Vantage Group is a 200-person professional services firm that had built a strong market reputation over fifteen years. As the firm grew, the informal project delivery model that had served it well in the early years began to break down. With no standardized framework guiding how engagements were run, outcomes varied widely depending on who was leading the project — and senior leaders were spending an increasing amount of time compensating for the inconsistency.
Challenge
Vantage Group had built a strong reputation on the strength of individual client relationships, but as the firm grew, that model stopped scaling. Project delivery depended too heavily on institutional knowledge held by a small number of senior staff. New project managers had no consistent framework to work from.
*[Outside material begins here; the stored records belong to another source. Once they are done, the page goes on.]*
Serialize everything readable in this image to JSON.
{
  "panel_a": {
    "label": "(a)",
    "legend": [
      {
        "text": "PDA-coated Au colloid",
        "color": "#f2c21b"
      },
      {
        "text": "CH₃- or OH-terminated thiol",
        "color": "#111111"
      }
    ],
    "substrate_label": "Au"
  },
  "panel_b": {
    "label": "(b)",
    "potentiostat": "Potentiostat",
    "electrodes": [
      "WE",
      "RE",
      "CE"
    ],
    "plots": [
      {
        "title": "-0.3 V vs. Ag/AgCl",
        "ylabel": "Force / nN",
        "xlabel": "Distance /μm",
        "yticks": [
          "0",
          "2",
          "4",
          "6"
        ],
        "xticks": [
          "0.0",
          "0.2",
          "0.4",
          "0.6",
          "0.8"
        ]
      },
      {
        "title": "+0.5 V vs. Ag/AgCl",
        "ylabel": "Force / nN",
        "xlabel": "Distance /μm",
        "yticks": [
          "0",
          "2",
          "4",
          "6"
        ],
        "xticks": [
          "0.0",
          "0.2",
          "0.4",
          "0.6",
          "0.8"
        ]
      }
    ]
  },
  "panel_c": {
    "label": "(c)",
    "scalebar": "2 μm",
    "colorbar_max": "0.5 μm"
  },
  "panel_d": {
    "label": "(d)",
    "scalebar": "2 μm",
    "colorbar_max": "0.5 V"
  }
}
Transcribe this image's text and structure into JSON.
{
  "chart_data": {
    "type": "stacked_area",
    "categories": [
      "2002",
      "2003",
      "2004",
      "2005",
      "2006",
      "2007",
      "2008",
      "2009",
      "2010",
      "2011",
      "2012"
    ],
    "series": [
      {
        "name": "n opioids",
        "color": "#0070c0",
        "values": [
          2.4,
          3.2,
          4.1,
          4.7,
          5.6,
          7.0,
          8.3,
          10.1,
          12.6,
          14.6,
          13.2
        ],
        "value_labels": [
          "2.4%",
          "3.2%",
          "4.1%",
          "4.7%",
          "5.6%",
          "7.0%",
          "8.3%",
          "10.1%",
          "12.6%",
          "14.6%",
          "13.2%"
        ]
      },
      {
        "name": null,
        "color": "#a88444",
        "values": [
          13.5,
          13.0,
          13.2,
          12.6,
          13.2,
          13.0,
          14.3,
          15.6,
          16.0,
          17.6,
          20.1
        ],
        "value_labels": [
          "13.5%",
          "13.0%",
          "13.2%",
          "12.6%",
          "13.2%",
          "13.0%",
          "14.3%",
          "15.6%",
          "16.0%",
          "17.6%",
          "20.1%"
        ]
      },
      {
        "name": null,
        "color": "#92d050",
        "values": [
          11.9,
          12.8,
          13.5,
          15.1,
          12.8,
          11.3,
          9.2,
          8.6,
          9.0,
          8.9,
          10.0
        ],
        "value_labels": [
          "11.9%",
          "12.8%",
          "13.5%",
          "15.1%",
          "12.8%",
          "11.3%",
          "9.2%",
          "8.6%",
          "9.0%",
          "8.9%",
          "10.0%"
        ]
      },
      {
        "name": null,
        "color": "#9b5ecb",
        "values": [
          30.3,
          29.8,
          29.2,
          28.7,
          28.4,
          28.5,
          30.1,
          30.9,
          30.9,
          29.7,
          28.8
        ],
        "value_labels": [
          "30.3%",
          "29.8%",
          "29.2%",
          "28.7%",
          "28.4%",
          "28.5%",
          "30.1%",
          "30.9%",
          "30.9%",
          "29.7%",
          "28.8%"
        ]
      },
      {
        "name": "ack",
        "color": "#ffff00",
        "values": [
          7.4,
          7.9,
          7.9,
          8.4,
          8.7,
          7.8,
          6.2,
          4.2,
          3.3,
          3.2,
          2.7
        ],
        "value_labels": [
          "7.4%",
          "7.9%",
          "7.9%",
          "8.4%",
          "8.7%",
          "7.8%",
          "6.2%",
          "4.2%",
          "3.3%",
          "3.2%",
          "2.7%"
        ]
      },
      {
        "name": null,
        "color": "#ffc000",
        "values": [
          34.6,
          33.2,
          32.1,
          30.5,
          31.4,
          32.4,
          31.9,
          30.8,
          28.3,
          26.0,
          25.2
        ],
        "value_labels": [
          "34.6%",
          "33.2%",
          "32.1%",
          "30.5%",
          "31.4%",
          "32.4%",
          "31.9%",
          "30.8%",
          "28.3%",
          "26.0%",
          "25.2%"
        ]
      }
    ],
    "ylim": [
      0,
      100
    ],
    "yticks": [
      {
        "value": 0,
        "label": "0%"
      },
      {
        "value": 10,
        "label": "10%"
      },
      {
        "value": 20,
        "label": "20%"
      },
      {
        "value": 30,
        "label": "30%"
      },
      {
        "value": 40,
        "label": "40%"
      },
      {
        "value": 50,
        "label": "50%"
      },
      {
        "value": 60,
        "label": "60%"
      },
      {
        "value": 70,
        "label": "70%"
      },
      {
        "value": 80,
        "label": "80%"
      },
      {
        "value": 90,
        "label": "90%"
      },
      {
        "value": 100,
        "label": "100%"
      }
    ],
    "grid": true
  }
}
Outcomes varied widely depending on who was leading the engagement.
By the time Vantage engaged Meridian, project overruns were common, client satisfaction scores were declining and senior leaders were spending a disproportionate amount of time rescuing projects rather than developing new business.
Approach
Meridian spent the first two weeks mapping Vantage's existing project delivery process from end to end — interviewing project managers, senior staff and clients to understand where the breakdowns were happening. The findings pointed to three core issues: no standardized project kickoff process, unclear ownership of client communication at key milestones and no consistent framework for identifying and escalating project risk.
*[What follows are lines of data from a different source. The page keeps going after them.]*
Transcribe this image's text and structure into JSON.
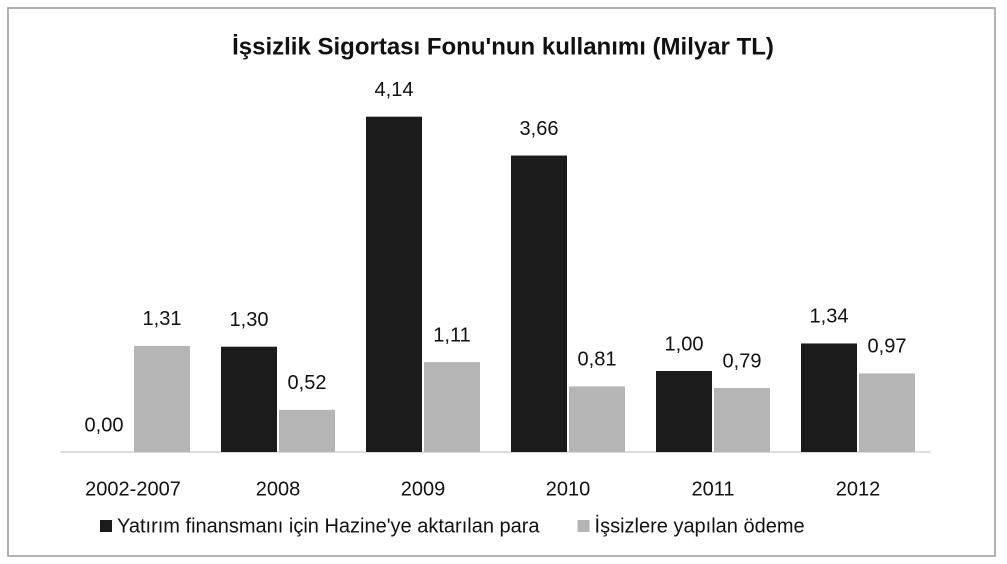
{
  "chart_data": {
    "type": "bar",
    "title": "İşsizlik Sigortası Fonu'nun kullanımı (Milyar TL)",
    "categories": [
      "2002-2007",
      "2008",
      "2009",
      "2010",
      "2011",
      "2012"
    ],
    "series": [
      {
        "name": "Yatırım finansmanı için Hazine'ye aktarılan para",
        "color": "#1b1b1b",
        "values": [
          0,
          1.3,
          4.14,
          3.66,
          1,
          1.34
        ],
        "value_labels": [
          "0,00",
          "1,30",
          "4,14",
          "3,66",
          "1,00",
          "1,34"
        ]
      },
      {
        "name": "İşsizlere yapılan ödeme",
        "color": "#b5b5b5",
        "values": [
          1.31,
          0.52,
          1.11,
          0.81,
          0.79,
          0.97
        ],
        "value_labels": [
          "1,31",
          "0,52",
          "1,11",
          "0,81",
          "0,79",
          "0,97"
        ]
      }
    ],
    "ylim": [
      0,
      4.5
    ],
    "legend": "bottom"
  }
}
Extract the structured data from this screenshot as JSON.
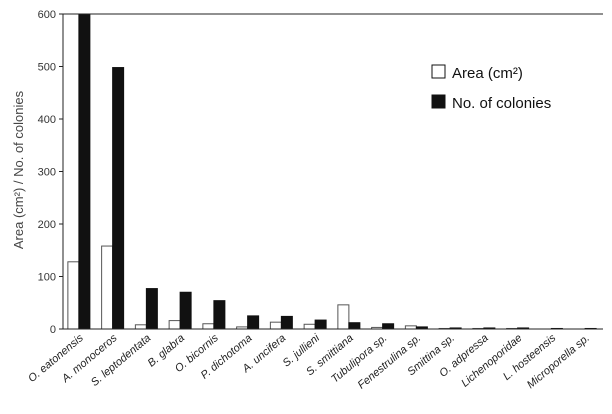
{
  "chart_data": {
    "type": "bar",
    "ylabel": "Area (cm²) / No. of colonies",
    "ylim": [
      0,
      600
    ],
    "yticks": [
      "0",
      "100",
      "200",
      "300",
      "400",
      "500",
      "600"
    ],
    "legend_position": "top-right",
    "grid": false,
    "categories": [
      "O. eatonensis",
      "A. monoceros",
      "S. leptodentata",
      "B. glabra",
      "O. bicornis",
      "P. dichotoma",
      "A. uncifera",
      "S. jullieni",
      "S. smittiana",
      "Tubulipora sp.",
      "Fenestrulina sp.",
      "Smittina sp.",
      "O. adpressa",
      "Lichenoporidae",
      "L. hosteensis",
      "Microporella sp."
    ],
    "series": [
      {
        "name": "Area (cm²)",
        "color": "#ffffff",
        "values": [
          128,
          158,
          8,
          16,
          10,
          4,
          13,
          9,
          46,
          3,
          6,
          1,
          1,
          1,
          0,
          0
        ]
      },
      {
        "name": "No. of colonies",
        "color": "#111111",
        "values": [
          600,
          498,
          77,
          70,
          54,
          25,
          24,
          17,
          12,
          10,
          4,
          2,
          2,
          2,
          1,
          1
        ]
      }
    ]
  }
}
Meridian then designed a new project delivery framework built around four phases: scoping, kickoff, execution and close. Each phase was documented with clear ownership, defined outputs and escalation protocols. The framework was piloted on three active projects before full rollout.
Results
Project overruns fell by 62% in the six months following implementation. Average project delivery time shortened by three weeks. Client satisfaction scores, measured through post-project surveys, climbed to 91% — up from 74% the year prior. Senior leaders reported spending significantly less time in reactive mode and more time on business development and client strategy.